Douglas Shultz, also a candidate for treasurer, said he always wanted to be more involved with the community where he had grown up and that is why he ran for treasurer.
He has ten years of experience in financial services, as well as experience serving as a volunteer in the treasurer’s office for three years. He said he was not afraid of handling the large amounts of money the city invests annually and has managed an $80 million portfolio. He called himself the only candidate endorsed by four of the five city council members and the current treasurer, Ken Hugins — and the only candidate with financial experience. Another reason for voting for him, he said, is his bachelor’s degree in economics.
Dane White, 27, is running for the school board in District 4 of the Escondido Union High School District. He has lived in Escondido most of his life. White is a tradesman and carpenter who, if elected, would like to institute a true vocational program at the high school.
“Our district does a wonderful job of making people college ready, we would like to bump it up a little more for vocational education,” he said. He said he also wants to focus more on at risk students.” White, who was a foster child, said that he received wonderful mentoring from his foster parents. “I would like to offer the same chance that I was given to other at risk kids.”
Mirek Gorny is a candidate for Escondido Union Elementary District, region 4. He has been a member of TERC for several years and had once been president. He moved to Escondido in 2001 and said, “This is my city of choice.”
Gorny has been president of the Escondido library board of trustees for a year and a half, where he advocated increasing eBook availability to patrons and installing RFID readers and bringing faster internet to the library.

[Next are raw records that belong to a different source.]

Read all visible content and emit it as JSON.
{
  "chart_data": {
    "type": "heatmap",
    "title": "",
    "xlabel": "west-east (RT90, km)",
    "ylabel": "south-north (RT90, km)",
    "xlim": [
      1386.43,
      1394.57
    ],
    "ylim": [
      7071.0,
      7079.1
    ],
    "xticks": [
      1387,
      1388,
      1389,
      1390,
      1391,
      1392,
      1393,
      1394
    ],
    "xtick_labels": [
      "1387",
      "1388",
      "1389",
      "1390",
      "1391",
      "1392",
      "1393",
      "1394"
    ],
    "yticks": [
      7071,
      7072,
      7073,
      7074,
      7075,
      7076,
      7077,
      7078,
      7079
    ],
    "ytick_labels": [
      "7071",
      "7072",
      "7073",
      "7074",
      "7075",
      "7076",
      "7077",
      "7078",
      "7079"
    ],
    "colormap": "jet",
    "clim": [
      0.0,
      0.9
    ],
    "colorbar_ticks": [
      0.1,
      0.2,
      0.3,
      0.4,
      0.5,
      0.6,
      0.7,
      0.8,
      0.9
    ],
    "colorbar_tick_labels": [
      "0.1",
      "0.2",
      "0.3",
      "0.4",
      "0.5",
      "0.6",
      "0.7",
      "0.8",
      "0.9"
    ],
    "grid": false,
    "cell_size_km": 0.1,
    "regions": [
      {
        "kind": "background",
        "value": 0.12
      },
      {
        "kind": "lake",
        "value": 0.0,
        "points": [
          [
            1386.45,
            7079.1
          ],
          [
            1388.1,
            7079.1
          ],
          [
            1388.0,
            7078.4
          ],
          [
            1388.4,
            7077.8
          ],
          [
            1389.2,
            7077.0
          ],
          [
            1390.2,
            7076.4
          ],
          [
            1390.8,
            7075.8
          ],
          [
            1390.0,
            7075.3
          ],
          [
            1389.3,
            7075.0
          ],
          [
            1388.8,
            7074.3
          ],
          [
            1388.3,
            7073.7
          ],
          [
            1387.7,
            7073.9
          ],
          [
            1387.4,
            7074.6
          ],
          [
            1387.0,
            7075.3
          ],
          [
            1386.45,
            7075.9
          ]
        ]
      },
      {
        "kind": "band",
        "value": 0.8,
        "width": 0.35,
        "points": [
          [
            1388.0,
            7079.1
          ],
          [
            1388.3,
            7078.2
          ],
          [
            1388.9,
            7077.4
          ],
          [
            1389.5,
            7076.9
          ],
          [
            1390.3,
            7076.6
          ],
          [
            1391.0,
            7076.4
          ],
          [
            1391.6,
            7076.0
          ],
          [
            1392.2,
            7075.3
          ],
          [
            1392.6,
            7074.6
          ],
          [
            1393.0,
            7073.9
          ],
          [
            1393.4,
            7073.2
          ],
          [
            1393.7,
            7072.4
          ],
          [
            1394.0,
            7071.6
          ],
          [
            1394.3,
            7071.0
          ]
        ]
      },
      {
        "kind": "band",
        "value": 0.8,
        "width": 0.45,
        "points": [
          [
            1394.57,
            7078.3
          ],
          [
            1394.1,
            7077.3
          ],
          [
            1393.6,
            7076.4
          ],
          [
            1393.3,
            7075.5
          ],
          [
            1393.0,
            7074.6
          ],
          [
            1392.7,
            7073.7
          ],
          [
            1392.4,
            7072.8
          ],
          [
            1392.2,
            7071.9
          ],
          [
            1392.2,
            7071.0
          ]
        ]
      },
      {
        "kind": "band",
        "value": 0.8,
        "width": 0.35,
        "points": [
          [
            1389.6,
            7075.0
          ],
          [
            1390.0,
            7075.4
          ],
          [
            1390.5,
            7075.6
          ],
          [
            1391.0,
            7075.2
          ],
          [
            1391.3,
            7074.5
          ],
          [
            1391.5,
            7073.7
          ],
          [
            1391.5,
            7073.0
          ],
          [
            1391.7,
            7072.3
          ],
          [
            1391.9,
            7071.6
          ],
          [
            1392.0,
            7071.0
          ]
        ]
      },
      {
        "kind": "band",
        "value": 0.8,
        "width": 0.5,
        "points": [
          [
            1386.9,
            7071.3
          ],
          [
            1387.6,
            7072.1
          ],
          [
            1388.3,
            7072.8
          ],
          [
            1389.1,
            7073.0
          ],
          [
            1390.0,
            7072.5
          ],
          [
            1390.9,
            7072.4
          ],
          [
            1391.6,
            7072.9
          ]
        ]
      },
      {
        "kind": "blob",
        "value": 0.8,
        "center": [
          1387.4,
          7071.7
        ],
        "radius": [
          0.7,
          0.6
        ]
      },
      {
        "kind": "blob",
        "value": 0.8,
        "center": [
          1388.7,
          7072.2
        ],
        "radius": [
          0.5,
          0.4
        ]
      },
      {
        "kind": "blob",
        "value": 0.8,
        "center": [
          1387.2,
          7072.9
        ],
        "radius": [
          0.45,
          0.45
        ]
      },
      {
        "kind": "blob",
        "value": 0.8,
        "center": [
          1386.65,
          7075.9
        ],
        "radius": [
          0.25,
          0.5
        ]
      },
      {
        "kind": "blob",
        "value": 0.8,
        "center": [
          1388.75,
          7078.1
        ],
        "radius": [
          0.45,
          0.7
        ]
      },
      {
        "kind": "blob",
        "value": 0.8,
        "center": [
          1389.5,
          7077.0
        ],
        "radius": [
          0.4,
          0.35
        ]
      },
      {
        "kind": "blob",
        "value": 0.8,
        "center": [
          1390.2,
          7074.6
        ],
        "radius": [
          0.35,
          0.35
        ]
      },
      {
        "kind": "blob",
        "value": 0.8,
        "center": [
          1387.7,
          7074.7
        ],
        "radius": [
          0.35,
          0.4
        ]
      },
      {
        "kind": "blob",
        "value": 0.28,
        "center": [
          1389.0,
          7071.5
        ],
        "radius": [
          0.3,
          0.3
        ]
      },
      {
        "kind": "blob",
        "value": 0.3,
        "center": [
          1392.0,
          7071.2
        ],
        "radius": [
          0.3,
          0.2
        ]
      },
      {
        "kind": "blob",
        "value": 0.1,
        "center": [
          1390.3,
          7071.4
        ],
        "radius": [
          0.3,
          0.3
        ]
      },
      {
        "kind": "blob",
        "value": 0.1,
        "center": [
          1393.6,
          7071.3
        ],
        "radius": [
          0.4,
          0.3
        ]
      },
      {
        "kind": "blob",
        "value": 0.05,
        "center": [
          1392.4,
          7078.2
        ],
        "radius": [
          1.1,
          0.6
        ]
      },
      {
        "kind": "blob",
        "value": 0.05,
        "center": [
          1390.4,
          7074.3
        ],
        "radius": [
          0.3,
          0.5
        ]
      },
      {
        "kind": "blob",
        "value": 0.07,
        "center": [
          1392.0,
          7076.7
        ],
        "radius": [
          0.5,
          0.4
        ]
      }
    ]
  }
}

As a local real estate broker Gorny said his experience as a negotiator, would be useful on the school board. “ I have a four year old son and I’m very passionate in asking that all students receive a quality education. I will stand up for all of the students, no matter their status,” he said.
Tim Fillinger is running for the Palomar Community College board, which is responsible for a budget of ½ billion dollars. The board decides who will be awarded the construction for millions of dollars of building projects for the largest community college district in the state. It also decides what clubs are allowed on campus. He would like to implement better internships at the college.
He would bring a Republican’s perspective to the board, which he said could use it. He asked members not to waste their vote by spreading them out between several candidates. “We need more Republicans on that board.” Although candidates are not allowed to name their party in ballot statements, he said you can tell because a “conservative” is a code word for Republican and someone supporting “diversity” is usually a Democrat.
Dr. Doug Moir
Dr. Doug Moir Is running for the Palomar Health Board. He has been a doctor practicing at Palomar Health for many years. “In a sense I know where all of the bodies are buried,” he quipped. “I’m the only candidate with experience in raising funds for Palomar Health.” He noted that the district is the largest hospital district in the state.
The next candidate forum in Escondido will be the Escondido Chamber of Commerce forum for city council and the Board of Supervisors Thursday, October 6, 7:15 a.m.–9:30 a.m. at the California Center for the Arts, Escondido.